Under the current system, victims are instructed to bring criminal complaints against U.N. peacekeepers to the U.N. itself. From this point forward, the process is characterized by a depressing lack of impartiality and transparency.
The cases may be handled merely as as an administrative matter (for a non-military U.N. official) or tried in a courtroom thousands of miles from the crime scene (for a soldier.) Either way, the victim is rarely involved or even informed, and basic principles of justice are contravened.
At the root of the problem is the fact that U.N. has no legal authority to investigate or prosecute crimes; nor should it. Yet it acts as police, prosecutor, judge and jury—to itself.
The frequent result: nothing much is done to punish or prevent these offenses, or to help the victims, and the U.N. gets a well-earned reputation for its culture of impunity surrounding sexual abuse.
Just last week, the Associated Press (with behind-the-scenes help from our Code Blue Campaign) cited an internal U.N. report revealing that 134 Sri Lankan peacekeepers exploited nine children in a sex ring from 2004 to 2007. In the wake of the U.N. report, 114 peacekeepers were quietly sent home. None was ever imprisoned.
In response to the AP report, Nikki Haley, the U.S. ambassador to the U.N., urged all countries that provide troops for peacekeeping missions to hold soldiers to account. That sound principle should go one important step further: accountability must also apply to non-military peacekeepers.
The U.N.’s new Secretary-General, António Guterres, appears to understand the magnitude of the crisis. But his own “game-changing” strategy to deal with abuse is a variation on the old theme: crimes committed by the U.N. are reported to the U.N., and handled as internal matters.
Instead, we think the U.N. needs a new and independent judicial mechanism, created and overseen by U.N. member states and existing outside the apparatus overseen by the Secretary-General.
The special court would be empowered to receive and rapidly investigate allegations of sexual abuse, adhering to uniform and rigorous investigative standards.

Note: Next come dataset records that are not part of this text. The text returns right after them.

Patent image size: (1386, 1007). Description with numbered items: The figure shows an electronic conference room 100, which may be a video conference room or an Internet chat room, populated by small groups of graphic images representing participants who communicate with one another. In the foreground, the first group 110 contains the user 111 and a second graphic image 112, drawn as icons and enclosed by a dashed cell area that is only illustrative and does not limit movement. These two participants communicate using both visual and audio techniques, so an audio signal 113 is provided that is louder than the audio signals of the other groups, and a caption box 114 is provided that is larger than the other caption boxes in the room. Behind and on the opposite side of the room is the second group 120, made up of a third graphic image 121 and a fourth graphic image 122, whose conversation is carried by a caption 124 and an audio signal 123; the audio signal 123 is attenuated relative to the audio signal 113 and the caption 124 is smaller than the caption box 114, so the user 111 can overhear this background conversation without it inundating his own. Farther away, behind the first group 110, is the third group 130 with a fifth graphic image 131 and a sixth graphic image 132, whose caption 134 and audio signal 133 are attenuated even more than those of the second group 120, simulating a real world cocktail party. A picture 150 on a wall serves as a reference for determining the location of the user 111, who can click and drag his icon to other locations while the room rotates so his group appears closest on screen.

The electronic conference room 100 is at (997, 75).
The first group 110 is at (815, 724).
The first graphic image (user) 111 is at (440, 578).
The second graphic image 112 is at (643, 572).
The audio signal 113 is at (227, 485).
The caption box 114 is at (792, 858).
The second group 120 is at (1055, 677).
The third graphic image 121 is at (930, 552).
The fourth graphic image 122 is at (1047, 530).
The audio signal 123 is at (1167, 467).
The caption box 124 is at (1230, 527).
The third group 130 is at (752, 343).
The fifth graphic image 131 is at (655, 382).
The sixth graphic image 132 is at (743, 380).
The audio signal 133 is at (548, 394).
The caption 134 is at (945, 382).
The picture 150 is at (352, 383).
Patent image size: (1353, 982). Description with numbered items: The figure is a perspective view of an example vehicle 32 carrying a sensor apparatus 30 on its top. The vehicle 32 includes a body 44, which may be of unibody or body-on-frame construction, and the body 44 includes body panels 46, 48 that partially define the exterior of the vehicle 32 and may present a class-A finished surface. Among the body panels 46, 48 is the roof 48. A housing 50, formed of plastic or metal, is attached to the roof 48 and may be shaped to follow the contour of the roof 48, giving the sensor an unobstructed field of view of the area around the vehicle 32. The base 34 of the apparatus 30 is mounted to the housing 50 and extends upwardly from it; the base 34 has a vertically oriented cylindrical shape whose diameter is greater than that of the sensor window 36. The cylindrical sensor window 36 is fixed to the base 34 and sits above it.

If an accusation against a military peacekeeper is deemed credible, the case would be referred, as required by international agreement, to the peacekeeper’s home country, which would be responsible for carrying the investigation further.
But if non-military U.N. officials were credibly accused of crimes, the special court would try the case—and there could be plenty of them.
Few people are aware that roughly half of the sexual abuse allegations in U.N. peacekeeping missions involve non-military personnel. And they are held to an even less accountable standard than soldiers.
A non-military U.N. official suspected of sexual crimes is subject to little more than an administrative review. For most staff, the worst they need fear is losing their jobs.
The new court would change that. It would collect and preserve evidence; conduct pre-trial judicial examination; prosecute cases while respecting due-process guarantees; impose criminal sentences when there was a guilty verdict; and provide an appeals process to ensure that decisions are fair.
The court would remove the U.N.’s biggest taint: its conflict of interest when investigating crimes committed by its own personnel.
Further, the proposal would allow the United Nations to get back to work that is so needed in our troubled times -- bringing peace and stability to the world, and protecting the most vulnerable.
Not a moment should be wasted in changing the U.N.’s unworkable system. Far too many vulnerable lives are at stake.